On this Lake Nokomis area home, however, we knew that the interior of the house could remain unaffected by the stress of remodeling for as long as possible if we finished framing the addition before demolishing the back elevation of the home. Here are some good reasons to hold off on demo:
- Unpredictable weather, like a sudden storm can cause damage to the existing home if large areas of the home are demolished before new framing and roofing can enclose the structure.
- Consider the lead time on necessary components, like roof trusses, which would extend the time the home was left vulnerable to the elements.
- Heating and Cooling – You can maintain a temperature controlled environment inside the home for longer if the exterior of the home remains intact while framing an addition!
Framing Begins: From Foundation to Floor Assembly
Framing is simply the process of assembling the walls, floor system, and roofing which many other systems of a building will be hidden within (like insulation, structural supports, and plumbing) then eventually covered. Though our team considers the very particular ways this can be done from project to project, here is an outline of what we did here, starting with the floor assembly:
- Mounted 2×8 treated lumber, called bottom plates, to the top of the foundation wall
- Wrapped 2X10 rim joists/end joists along the perimeter of the addition to define the edge of the building and provide lateral support for the other floor joists
- Spaced additional 2×10 joists 16″ on center (apart from the centerline of each board)
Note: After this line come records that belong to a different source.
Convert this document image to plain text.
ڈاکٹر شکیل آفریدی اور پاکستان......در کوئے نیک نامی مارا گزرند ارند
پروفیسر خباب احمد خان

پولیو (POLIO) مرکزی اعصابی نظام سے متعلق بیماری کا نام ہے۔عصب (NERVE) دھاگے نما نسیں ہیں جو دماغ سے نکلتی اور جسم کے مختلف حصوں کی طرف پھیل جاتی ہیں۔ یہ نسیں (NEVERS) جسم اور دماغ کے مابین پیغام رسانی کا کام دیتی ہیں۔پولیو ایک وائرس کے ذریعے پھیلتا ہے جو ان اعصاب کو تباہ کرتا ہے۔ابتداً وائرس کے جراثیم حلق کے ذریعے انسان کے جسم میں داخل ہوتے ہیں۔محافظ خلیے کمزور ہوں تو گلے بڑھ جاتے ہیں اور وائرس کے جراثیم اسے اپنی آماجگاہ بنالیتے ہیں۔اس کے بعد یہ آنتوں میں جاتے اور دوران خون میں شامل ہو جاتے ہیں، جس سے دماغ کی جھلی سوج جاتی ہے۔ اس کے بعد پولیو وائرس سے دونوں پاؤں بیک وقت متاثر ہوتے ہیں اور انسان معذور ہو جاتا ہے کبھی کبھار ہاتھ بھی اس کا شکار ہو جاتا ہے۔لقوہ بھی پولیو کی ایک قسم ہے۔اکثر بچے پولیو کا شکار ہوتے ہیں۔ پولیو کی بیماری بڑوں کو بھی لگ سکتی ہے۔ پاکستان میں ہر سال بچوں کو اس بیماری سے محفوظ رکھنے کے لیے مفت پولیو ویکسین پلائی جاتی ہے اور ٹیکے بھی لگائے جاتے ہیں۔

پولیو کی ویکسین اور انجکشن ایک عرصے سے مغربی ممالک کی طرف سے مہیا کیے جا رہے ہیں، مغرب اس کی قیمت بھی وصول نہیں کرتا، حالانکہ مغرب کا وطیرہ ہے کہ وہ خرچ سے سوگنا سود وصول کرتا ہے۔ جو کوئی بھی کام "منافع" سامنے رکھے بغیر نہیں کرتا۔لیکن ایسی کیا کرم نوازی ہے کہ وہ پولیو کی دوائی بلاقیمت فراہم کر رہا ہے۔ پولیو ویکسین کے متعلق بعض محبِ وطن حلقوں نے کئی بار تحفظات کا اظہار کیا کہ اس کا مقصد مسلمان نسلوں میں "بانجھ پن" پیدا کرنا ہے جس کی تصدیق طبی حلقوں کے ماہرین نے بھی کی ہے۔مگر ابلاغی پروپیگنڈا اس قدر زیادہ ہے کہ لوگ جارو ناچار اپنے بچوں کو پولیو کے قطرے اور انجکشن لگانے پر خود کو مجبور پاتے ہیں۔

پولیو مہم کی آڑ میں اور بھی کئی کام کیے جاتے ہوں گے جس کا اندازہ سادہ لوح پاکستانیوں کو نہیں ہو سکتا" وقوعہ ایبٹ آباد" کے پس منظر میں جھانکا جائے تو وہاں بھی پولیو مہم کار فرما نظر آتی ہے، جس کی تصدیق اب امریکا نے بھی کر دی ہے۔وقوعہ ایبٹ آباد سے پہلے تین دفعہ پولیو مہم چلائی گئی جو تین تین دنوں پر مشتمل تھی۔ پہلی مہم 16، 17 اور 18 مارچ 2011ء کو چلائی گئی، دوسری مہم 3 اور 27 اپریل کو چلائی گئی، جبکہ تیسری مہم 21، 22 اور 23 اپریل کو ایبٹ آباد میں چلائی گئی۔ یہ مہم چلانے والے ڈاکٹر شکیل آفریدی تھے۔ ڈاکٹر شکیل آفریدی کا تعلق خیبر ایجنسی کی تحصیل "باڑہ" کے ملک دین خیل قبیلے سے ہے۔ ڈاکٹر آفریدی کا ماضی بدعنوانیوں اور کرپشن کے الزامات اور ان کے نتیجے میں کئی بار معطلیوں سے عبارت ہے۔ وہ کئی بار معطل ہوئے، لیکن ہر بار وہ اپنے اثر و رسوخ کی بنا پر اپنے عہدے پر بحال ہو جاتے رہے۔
- Installed a plywood subfloor, which the new wood floor will be applied to later
Forming Exterior Walls
With the floor framing completed, we switched our focus to creating the exterior walls of the addition. To do this, 2×6 studs are placed vertically, 16″ on center, and rest between 2×6 treated bottom and top plates. Whenever we have an opening for a door or window, we must increase the stability of the framing with headers that provide perpendicular supports above those openings, made here with 2×10’s.